Published: Friday, Mar. 15, 2013 - 12:00 am | Page 10A

Gloomy. Very gloomy. That's the state of the judiciary in California as laid out by Chief Justice Tani Cantil-Sakauye to a joint session of the Legislature on Monday.

Over the last five difficult budget years, the Legislature has cut funding for the courts by $1 billion. Traditionally the judicial branch – the 58 county Superior Courts, the six Courts of Appeal and the state Supreme Court – received 2 percent of the general fund budget. Today, spending on courts accounts for just 1 percent of the general fund. "Equal access to justice for 38 million Californians," the chief justice warned lawmakers, "cannot be had for a penny on the dollar." She is right about that.

According to the chief justice, since January 2010, 22 courthouses have closed across the state, 114 courtrooms have been shuttered, 30 courts have reduced their hours of operations, and more than 2,600 court employees have either been laid off or left and were not replaced.

Scores of specialty courts for veterans, the homeless, people with mental illnesses and drug addicts have gone by the wayside.
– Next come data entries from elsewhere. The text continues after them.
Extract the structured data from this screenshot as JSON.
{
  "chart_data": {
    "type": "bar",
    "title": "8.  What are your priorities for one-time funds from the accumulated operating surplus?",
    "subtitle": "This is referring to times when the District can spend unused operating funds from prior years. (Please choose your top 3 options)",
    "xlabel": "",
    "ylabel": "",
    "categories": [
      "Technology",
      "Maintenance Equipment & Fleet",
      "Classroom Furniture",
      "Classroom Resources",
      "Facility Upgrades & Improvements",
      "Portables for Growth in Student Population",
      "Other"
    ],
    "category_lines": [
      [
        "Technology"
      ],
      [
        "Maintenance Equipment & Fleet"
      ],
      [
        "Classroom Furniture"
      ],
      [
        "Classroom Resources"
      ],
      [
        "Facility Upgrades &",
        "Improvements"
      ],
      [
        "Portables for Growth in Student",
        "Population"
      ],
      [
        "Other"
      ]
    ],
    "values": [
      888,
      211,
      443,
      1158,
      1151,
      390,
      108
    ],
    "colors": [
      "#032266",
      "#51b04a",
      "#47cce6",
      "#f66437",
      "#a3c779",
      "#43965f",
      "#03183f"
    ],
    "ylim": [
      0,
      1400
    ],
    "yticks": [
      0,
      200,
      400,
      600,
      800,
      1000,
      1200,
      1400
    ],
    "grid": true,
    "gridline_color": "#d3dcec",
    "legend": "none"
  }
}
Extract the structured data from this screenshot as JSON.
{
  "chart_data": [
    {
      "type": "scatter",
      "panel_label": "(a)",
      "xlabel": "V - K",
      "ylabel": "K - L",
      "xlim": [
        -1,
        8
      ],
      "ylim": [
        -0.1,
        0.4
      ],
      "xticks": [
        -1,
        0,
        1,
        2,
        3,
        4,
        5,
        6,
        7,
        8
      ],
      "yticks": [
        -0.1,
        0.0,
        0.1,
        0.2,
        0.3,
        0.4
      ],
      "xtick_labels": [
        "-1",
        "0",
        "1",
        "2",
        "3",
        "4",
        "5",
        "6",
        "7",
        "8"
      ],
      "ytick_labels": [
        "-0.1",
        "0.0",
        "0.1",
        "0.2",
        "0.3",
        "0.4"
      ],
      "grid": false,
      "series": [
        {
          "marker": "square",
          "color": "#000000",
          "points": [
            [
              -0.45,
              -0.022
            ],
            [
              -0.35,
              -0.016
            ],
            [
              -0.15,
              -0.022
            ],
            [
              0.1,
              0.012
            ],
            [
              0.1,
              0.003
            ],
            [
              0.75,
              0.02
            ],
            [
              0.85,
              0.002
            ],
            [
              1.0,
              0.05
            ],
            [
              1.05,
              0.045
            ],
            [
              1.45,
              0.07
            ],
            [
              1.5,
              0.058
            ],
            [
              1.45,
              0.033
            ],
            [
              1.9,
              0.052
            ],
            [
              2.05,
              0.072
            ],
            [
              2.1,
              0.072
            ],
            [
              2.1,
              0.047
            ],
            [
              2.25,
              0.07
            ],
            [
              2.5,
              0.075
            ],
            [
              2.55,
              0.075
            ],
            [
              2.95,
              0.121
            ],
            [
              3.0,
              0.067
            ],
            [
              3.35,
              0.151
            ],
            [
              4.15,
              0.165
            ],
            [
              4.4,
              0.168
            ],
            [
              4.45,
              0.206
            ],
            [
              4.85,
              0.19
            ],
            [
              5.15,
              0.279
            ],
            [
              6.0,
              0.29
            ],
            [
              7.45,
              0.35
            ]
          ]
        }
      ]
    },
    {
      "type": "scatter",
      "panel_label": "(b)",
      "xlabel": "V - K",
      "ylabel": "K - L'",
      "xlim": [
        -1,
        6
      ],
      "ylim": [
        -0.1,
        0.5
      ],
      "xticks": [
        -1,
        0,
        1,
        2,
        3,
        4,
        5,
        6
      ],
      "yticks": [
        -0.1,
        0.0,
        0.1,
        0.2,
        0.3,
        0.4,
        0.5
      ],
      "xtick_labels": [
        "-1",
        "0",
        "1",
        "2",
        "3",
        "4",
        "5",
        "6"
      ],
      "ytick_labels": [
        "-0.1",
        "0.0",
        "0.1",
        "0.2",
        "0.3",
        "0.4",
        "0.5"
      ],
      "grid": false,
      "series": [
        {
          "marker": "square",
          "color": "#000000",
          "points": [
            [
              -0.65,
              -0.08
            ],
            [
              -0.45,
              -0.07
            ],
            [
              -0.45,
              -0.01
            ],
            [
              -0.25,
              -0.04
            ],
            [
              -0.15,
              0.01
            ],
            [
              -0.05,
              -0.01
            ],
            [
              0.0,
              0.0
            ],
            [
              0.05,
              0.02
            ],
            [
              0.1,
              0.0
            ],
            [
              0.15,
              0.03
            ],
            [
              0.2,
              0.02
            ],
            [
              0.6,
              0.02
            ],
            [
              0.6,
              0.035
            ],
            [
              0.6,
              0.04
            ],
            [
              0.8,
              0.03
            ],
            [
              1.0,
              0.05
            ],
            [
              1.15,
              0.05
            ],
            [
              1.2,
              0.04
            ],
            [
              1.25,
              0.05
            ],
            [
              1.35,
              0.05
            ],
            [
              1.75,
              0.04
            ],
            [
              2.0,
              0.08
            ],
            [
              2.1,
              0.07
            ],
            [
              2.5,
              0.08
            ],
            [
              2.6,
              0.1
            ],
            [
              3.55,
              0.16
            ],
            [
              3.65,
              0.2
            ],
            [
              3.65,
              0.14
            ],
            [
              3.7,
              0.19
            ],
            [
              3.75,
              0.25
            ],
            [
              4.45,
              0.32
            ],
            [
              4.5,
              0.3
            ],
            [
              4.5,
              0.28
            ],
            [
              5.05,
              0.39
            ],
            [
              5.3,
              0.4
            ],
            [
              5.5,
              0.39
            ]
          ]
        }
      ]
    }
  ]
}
The result – access to justice, particularly the civil side of justice, has been dangerously curtailed.

In Sacramento County, for example, more than a quarter of the courthouse workforce, 230 people, has been laid off or left and not been replaced since 2008. Family law litigants seeking to divorce or settle child custody and support matters can wait up to seven hours to file documents.

Help that used to be available to assist those litigants, 70 percent of whom come without lawyers, has been slashed to the bone. Help with forms, telephone responses and via email is nearly gone. Twenty-five counter service windows have been closed and the hours reduced for those that are left. Even janitorial services have been cut to the most basic level.

If civil litigants are wealthy, they can pay for private mediation. But for the indigent, stuck in overwhelmed and understaffed public courts, it can take as long as five years to schedule a trial. For injured plaintiffs waiting for relief, justice delayed that long is a gross injustice.

The courts themselves are not blameless in this budget crisis. A badly administered statewide court case management system wasted hundreds of millions of dollars before the Administrative Office of the Courts junked it. While Cantil-Sakauye has cut AOC staffing by 30 percent over the last year or so, it had grown top-heavy even as trial courts suffered devastating reductions.

The governor's latest budget does not seek to cut more general fund support for the courts, but it doesn't restore past cuts, either. It redirects court construction funds in a way that delays critical repairs and courthouse replacements.

Meanwhile, common-sense reforms, such as replacing expensive and inefficient court reporters with electronic recording devices, have not been implemented. The Legislative Analyst's Office says that change alone would save the courts $100 million a year, but influential labor unions have kept that cost-saving reform bottled up in the Legislature for years.

Starved of funding and stymied in efforts to reform its own operations, the state of the judiciary is perilous. As Cantil-Sakauye told lawmakers this week, "What we once counted on – that courts would be open, available and ready to dispense prompt justice, is no longer the case in California."